Statistics reveal that 70-75% of children who grew up in conservative churches now leave by the time they reach their twenties.
Perhaps this is one reason why youth are exiting the Church and many are not returning.
Dr. R. Albert Mohler Jr., president of the Southern Baptist Theological Seminary writes:
“Kids are spending a very small amount of time in church activities, and many of those activities have very little theological, biblical, or spiritual content. As a result, we have a generation of young people who believe that there is a God, but they don’t have any particular god in mind.”
How Jesus Taught
The Scriptures record 17 instances where Christ ministered to the multitudes. However, there are approximately 46 Bible passages that show Him in private discussions with His disciples. In those smaller group settings, Jesus trained His committed followers for their own ministries. He ministered one-on-one, one-on-two, and one-on-three. At other times His ministry was conducted one-on-twelve. Christ also provided on-the-job training with the 70; and spent some apprenticeship time with the 120 as well as placing some emphasis with the 500 in Galilee.

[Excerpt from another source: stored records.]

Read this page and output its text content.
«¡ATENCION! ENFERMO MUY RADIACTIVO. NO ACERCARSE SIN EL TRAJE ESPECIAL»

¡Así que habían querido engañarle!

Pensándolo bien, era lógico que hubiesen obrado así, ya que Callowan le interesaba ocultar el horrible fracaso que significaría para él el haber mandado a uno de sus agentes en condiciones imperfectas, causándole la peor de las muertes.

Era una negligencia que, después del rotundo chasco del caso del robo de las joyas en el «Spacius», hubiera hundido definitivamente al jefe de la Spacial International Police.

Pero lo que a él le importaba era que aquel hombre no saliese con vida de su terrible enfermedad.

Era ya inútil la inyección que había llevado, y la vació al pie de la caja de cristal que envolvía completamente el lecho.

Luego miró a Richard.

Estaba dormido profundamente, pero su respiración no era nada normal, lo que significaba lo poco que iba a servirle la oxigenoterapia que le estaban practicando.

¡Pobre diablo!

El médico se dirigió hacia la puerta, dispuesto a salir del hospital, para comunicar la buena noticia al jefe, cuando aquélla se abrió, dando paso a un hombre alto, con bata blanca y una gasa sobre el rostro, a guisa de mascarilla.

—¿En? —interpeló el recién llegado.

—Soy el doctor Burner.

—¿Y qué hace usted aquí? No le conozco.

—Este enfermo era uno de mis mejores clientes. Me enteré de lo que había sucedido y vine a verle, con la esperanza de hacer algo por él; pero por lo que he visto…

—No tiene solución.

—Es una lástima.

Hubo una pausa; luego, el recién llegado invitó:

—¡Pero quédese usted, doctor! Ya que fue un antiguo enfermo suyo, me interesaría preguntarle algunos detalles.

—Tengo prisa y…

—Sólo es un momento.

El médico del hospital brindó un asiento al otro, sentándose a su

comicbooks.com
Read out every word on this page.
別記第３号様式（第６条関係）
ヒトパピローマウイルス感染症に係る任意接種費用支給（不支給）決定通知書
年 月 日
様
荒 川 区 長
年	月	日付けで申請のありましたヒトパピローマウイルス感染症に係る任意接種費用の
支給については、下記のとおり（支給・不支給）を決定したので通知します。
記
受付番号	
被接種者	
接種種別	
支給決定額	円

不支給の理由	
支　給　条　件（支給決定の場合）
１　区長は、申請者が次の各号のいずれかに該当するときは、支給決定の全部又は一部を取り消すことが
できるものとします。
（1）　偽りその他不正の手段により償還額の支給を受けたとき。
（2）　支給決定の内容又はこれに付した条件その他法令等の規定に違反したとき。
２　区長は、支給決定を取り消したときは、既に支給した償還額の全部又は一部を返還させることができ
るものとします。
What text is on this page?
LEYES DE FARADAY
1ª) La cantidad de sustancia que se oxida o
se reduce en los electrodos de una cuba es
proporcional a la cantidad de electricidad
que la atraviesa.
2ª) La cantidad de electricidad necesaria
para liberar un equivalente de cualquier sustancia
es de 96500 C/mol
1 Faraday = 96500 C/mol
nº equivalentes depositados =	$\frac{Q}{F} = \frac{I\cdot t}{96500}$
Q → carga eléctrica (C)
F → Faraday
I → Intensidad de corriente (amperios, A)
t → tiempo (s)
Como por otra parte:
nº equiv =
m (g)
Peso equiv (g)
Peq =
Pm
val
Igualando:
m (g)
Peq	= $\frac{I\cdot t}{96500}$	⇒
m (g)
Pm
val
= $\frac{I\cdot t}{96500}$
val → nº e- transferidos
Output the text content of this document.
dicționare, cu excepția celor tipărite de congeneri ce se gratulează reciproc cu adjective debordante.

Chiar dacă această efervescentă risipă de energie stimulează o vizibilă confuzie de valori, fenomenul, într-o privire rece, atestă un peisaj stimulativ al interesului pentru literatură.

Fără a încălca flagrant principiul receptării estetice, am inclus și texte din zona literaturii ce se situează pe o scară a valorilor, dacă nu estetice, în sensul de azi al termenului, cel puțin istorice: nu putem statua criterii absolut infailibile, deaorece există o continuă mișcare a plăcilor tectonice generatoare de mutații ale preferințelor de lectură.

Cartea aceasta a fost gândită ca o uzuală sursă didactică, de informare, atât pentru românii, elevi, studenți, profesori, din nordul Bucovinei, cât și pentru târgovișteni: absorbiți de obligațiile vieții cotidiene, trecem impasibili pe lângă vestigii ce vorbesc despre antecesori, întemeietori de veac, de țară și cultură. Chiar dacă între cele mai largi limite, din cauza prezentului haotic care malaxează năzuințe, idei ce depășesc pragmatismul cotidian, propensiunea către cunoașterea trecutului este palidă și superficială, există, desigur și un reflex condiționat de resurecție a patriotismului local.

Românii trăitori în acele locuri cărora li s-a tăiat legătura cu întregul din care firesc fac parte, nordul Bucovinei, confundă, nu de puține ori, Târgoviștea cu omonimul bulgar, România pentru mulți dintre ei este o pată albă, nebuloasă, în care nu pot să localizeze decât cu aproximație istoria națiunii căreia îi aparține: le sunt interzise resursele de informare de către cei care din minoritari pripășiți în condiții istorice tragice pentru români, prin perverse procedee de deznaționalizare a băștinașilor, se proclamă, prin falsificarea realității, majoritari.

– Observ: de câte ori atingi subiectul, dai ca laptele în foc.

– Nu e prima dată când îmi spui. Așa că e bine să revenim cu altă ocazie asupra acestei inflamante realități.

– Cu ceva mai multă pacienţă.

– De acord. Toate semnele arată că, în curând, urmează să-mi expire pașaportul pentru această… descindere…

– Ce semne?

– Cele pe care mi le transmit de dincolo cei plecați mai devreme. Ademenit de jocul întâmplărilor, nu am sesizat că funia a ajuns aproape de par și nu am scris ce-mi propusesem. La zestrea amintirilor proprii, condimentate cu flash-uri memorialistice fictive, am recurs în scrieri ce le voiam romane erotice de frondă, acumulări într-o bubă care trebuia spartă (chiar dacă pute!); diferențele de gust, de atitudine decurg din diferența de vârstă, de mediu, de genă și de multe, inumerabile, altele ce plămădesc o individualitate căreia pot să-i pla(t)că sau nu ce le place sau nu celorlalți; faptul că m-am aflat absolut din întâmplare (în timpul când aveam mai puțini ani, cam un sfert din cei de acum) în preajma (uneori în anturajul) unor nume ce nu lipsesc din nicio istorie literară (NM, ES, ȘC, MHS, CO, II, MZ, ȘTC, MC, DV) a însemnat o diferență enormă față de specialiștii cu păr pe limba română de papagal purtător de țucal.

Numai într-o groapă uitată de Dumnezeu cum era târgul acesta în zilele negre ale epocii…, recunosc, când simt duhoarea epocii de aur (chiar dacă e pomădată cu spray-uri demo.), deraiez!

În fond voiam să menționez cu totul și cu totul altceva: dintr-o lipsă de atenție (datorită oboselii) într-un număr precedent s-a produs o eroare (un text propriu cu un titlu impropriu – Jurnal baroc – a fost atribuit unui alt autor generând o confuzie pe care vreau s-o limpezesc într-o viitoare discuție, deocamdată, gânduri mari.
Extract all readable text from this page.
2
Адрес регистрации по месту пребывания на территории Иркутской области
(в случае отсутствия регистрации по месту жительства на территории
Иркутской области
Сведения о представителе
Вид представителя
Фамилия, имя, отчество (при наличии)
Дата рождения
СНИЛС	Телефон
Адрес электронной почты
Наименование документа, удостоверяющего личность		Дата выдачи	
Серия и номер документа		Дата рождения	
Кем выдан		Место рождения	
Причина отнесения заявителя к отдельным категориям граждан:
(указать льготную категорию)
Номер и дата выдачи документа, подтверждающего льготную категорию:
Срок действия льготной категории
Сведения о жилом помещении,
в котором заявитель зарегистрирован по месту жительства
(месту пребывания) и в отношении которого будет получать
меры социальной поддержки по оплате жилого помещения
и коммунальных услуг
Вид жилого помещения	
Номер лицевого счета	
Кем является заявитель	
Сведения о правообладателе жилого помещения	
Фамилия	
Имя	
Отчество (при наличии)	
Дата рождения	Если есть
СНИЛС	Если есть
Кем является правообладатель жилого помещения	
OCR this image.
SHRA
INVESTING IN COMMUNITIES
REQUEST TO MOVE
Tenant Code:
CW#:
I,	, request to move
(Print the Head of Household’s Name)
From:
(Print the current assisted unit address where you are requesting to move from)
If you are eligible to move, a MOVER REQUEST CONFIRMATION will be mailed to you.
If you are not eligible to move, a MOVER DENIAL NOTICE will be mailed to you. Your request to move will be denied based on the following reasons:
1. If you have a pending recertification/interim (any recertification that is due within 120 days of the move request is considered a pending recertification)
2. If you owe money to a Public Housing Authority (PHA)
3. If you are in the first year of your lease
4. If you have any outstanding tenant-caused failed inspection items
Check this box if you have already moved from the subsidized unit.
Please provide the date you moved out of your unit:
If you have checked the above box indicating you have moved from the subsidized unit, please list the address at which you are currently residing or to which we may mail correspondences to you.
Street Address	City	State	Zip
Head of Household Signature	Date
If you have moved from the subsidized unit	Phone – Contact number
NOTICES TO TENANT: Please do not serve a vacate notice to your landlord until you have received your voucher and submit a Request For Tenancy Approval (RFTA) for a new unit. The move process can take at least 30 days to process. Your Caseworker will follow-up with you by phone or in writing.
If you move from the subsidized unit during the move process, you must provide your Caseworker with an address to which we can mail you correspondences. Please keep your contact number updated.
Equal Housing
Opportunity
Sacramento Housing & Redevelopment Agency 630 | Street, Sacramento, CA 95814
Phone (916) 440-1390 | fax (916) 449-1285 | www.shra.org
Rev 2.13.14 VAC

Show, Tell, Release, Supervise
The great commission has two parts. First – we are called to go and make disciples. Second – (of no less significance, but often neglected) – we are commanded to teach new followers to obey. Without this training, there cannot be a disciple. And there cannot be training without accountability. The primary objective of the Church today is for Jesus’ disciples to build other people into disciples. We should filter everything we do, say, and teach through the question, “How will this help us make disciples?”
The most effective manner to train and equip people for any skill is by providing effective models and opportunities to practice the skill itself. Jesus used a show, tell, release, and supervise model of training. After calling the disciples, He took them along with Him, teaching and healing the sick as He went. Then, after He sensed the disciples had seen and learned enough, they were ready to try for themselves. So, He commissioned, empowered, instructed, and sent them out to do the same things. To bring others into a complete understanding and walk in Christ-likeness, this model of training should be no different today.
Last Will & Testimony
Just before ascending into heaven, Jesus gathered these followers together and said, “All authority in heaven and on earth has been given to me. Therefore go and make disciples of all nations, baptizing them in the name of the Father and of the Son and of the Holy Spirit, and teaching them to obey everything I have commanded you. And surely I am with you always, to the very end of the age” (Matthew 28:18-20). Think about this … Christ intentionally invested His life with 12 people and then directed, “Now you guys go out and do the same with others.”
So, what should we do? How can kids live radically God-centered lives and turn the world upside down? Jesus gave us the answer – “Make disciples.”